Camera operators can zoom in and snap offending drivers from 700m away - long before motorists spot the camera. Mobile phone users caught by the hi-tech traffic cameras will be hit with a $433 fine and get four demerit points.

Top traffic cop Robert Hill yesterday confirmed the new hi-tech cameras will be out in force from today in what will be Victoria Police’s longest and biggest ever Easter road blitz. “We received the technology last week. We have trained our members and we are now deploying the technology across Victoria,” he told the Herald Sun.

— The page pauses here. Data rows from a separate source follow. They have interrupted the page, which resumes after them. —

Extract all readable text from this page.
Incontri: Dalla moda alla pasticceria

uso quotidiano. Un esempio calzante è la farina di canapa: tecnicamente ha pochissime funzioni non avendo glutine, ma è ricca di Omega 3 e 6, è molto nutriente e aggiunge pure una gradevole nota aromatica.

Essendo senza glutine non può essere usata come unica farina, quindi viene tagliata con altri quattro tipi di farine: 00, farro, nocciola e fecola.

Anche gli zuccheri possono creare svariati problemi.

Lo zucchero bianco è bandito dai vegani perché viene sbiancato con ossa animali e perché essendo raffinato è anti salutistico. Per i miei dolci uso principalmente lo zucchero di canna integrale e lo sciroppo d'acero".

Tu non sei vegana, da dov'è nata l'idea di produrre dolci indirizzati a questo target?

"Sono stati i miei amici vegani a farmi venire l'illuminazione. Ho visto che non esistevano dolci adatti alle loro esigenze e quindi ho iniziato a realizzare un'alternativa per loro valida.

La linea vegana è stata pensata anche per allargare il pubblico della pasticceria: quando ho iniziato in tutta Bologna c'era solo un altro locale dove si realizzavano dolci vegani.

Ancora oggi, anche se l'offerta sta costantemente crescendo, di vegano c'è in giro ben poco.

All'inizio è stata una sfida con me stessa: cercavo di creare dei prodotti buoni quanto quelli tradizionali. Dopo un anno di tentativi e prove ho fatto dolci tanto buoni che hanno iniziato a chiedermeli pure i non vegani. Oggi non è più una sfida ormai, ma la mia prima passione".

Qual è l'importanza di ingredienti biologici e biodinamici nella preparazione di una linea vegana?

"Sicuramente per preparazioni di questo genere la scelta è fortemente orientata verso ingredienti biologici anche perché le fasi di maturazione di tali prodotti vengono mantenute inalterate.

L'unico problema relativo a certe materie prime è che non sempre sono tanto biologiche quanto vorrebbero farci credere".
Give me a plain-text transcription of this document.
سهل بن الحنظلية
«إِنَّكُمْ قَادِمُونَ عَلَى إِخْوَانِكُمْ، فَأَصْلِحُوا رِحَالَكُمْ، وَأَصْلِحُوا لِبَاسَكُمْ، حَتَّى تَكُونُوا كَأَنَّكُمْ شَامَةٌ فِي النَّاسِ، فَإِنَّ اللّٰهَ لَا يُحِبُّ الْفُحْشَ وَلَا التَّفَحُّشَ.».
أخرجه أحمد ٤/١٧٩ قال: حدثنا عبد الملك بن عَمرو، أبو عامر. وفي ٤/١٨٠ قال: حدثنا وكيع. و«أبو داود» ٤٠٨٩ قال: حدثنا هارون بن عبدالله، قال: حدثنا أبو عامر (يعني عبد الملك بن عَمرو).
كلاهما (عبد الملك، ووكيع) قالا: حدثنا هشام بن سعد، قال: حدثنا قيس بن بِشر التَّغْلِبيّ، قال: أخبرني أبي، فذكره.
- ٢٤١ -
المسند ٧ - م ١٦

Speeding, drink, drug and distracted drivers will be busted by thousands of police on patrol and hundreds of fixed and mobile traffic cameras during the record Easter blitz. Assistant Commissioner Hill said the new cameras to tackle driver distraction were a welcome addition to the arsenal of other detection devices that will be used during the Easter crackdown, which will run for 13 days from today.

Because the new cameras are mobile they can be moved and set up quickly in many locations - so motorists never know where or when they will pop up. “I drive the Monash Freeway to and from work and what I see in congested traffic are people taking their eyes off the road, being distracted and looking at their mobile phones,” assistant commissioner Hill said.

“This new piece of technology is a way of combating that. With these cameras we can see from 700m away who is distracted and who is not concentrating.

“We can see them before they can see us. We don’t need to actually see them holding their mobile phone for them to be breaching the road rules.

“So if someone is clearly distracted by taking their eyes off the road and looking at their mobile phone on their lap, whether it be texting or whatever, they could still be infringed for offences such as using a hand held mobile phone while driving, careless driving or failing to have proper control of a vehicle.”